RookieDB
2023Java-based relational database with concurrency control and query optimization
Full relational database — from SQL to disk
RookieDB is the database project from Berkeley's CS 186. You start with a basic query execution engine and progressively add the features that make a real database system: indexes, joins, transactions, locking, and query optimization.
What I implemented
B+ Tree indexes: Full B+ tree implementation with support for bulk loading, range scans, and iterator-based traversal. Getting the split/merge logic right with proper key redistribution was the first major debugging marathon of the semester.
Join algorithms: Implemented multiple join strategies — nested loop join, sort-merge join, and hash join — along with the query planner that selects between them based on estimated I/O cost.
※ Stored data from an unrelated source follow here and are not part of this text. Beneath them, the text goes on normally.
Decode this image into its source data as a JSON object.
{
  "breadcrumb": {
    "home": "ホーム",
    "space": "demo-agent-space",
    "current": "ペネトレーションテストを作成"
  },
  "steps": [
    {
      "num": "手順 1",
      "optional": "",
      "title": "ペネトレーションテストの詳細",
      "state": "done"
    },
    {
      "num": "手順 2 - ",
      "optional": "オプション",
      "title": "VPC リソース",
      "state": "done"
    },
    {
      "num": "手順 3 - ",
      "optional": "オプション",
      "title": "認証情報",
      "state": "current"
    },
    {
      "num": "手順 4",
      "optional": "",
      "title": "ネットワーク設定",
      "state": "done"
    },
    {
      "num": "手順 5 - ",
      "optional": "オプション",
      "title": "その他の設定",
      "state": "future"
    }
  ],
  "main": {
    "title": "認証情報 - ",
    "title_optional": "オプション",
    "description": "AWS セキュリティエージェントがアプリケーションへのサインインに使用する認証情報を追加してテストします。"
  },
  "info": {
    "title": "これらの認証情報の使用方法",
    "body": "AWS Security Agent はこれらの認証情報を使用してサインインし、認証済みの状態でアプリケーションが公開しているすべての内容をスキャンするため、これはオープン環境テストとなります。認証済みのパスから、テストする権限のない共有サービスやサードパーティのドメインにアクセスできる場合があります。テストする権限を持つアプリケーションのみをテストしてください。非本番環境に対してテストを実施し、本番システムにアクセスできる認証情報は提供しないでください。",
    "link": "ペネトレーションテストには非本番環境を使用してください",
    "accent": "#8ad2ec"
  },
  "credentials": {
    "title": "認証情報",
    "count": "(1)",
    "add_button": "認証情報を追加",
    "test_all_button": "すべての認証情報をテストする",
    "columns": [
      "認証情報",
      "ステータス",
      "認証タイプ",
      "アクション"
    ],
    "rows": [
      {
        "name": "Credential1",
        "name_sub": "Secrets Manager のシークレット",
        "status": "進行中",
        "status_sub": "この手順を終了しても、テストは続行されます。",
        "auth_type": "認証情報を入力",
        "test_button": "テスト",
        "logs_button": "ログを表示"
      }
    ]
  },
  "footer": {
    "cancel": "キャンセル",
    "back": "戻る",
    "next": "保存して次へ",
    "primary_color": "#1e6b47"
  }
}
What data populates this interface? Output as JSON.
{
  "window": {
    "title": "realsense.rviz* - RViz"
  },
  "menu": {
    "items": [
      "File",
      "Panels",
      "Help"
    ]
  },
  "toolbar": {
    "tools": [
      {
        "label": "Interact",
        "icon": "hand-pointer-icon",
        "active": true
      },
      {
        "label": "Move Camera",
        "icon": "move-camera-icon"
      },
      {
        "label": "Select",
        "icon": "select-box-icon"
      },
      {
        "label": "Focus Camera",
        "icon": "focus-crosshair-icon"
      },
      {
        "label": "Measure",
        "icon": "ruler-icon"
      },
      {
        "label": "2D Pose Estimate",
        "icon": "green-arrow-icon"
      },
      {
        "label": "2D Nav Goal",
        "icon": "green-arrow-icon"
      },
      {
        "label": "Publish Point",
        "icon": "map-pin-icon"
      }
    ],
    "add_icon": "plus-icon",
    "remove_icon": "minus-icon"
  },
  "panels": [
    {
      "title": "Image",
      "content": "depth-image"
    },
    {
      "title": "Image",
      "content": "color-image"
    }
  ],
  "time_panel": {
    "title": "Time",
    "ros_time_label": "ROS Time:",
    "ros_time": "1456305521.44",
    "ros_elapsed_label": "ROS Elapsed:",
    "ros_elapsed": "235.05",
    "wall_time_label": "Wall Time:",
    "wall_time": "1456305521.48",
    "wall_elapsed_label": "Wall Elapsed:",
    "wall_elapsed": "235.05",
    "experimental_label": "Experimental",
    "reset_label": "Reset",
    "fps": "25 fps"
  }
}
Query optimization: A cost-based optimizer using dynamic programming over join orderings. The optimizer estimates selectivity for predicates and chooses the plan with the lowest estimated page I/Os.
Concurrency control: Multi-granularity locking with lock escalation. Implemented the full lock type hierarchy (IS, IX, S, SIX, X) and a deadlock detection algorithm using a waits-for graph.
Recovery: ARIES-based logging and recovery. Write-ahead logging, checkpointing, and crash recovery via analysis, redo, and undo phases.
What I learned
Database systems are where theory meets brutal engineering reality. Serializability is a beautiful concept until you have to implement it with page-level locks and track 200 concurrent transactions. The course taught me to think about correctness and performance simultaneously — you can't optimize your way out of a correctness bug, and you can't correctness your way out of a 10x performance regression.